Sthefany Nóbriga| May 8, 2019
Researchers from Iowa State University predict that this spring Iowans will see the largest population of monarch butterflies in over a decade.
The monarch butterflies migrate every winter to Canopy Forest in central Mexico. During the winter of 2013 to 2014, the monarch population plummeted, covering less than 2.5 acres of the forest, the lowest point of the population in the past two decades. This is partly because of the loss of summer breeding habitat and pesticide use.
However, this past winter scientist noted Mexico’s most significant overwintering monarch population since 2007. Almost 200 million adult monarch butterflies were recorded, and now they are migrating up north.
According to the researchers from Iowa State University, the reason for the increase in the monarch population is due to mild winters in Mexico, and southern parts of the United States in comparison to other years.
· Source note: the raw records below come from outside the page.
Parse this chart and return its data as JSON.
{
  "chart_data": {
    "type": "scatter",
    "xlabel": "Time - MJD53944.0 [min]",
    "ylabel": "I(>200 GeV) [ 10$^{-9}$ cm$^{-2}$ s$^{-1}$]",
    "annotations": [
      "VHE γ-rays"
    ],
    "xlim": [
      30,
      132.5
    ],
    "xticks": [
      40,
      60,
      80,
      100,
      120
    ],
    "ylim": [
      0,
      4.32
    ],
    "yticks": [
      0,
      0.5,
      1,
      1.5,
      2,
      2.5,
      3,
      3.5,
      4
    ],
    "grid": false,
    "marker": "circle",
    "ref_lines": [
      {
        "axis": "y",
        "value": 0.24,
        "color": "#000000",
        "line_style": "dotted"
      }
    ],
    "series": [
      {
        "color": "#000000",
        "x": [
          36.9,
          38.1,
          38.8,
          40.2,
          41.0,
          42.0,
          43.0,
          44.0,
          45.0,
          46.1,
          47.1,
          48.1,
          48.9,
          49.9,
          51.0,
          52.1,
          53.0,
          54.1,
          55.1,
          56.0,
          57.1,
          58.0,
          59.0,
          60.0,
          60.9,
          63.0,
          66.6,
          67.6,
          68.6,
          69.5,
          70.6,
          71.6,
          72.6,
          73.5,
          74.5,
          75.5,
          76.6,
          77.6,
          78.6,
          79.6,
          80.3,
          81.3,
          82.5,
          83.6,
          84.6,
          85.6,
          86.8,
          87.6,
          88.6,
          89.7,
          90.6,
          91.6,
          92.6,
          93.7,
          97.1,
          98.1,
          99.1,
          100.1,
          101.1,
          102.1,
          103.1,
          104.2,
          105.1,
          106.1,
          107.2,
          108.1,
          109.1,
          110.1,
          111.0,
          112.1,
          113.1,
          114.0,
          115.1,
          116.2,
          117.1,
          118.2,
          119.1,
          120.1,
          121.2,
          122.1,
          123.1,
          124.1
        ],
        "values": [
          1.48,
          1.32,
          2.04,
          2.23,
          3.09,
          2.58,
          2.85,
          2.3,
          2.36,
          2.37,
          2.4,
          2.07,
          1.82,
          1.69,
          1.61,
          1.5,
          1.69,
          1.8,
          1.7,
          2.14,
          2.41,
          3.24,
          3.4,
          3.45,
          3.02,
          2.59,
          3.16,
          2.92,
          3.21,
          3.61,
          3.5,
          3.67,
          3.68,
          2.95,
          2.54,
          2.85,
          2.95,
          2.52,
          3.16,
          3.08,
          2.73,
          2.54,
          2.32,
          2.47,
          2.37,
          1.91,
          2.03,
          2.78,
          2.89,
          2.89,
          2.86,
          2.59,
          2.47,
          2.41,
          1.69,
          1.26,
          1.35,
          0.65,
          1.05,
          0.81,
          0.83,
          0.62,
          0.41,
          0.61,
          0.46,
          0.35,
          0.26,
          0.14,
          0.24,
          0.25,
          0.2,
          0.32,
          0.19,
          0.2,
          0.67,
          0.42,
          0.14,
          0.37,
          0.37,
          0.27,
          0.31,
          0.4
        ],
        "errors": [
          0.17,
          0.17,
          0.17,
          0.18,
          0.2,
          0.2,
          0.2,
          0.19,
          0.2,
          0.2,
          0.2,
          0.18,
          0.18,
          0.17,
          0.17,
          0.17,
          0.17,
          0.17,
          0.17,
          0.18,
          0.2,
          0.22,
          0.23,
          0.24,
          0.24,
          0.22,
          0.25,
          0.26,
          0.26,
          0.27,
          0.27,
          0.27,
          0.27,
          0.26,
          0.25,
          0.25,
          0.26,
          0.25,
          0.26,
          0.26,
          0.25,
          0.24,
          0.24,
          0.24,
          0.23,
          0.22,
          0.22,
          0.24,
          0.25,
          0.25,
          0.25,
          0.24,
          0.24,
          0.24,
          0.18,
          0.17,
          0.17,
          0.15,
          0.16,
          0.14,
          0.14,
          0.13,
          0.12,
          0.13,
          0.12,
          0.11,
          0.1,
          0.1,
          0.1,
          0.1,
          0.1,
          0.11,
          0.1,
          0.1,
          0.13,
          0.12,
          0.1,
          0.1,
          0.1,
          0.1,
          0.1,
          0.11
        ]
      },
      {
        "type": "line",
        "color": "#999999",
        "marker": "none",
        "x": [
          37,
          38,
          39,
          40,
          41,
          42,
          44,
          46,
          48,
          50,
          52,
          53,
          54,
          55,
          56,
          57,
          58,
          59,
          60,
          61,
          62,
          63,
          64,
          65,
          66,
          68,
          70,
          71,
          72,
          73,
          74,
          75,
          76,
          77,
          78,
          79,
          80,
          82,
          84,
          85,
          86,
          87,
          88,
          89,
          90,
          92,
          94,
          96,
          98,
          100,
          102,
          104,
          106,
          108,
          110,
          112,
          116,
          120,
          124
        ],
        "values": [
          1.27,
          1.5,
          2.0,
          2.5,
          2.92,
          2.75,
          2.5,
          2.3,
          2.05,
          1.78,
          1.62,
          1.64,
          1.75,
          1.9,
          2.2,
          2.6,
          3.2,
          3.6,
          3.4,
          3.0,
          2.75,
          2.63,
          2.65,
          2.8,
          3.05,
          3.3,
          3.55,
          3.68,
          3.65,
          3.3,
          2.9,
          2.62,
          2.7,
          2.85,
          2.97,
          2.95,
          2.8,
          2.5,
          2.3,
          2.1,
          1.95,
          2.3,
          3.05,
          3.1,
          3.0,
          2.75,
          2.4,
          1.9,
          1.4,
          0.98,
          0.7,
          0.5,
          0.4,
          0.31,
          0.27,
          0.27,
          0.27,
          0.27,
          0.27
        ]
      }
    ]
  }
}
Scientists are hopeful and want to maintain the monarch population and preserve their numbers. But it is reported that there is a shortage of potential breeding habitats in Iowa to maintain a steady population.
In order to maintain this population, there must be approximately 480,000 to 830,000 acres of habitat over the next 10 to 20 years according to Iowa Public Radio.
If the weather stays favorable, Iowans will be seeing a large monarch population starting at the end of May or even early June.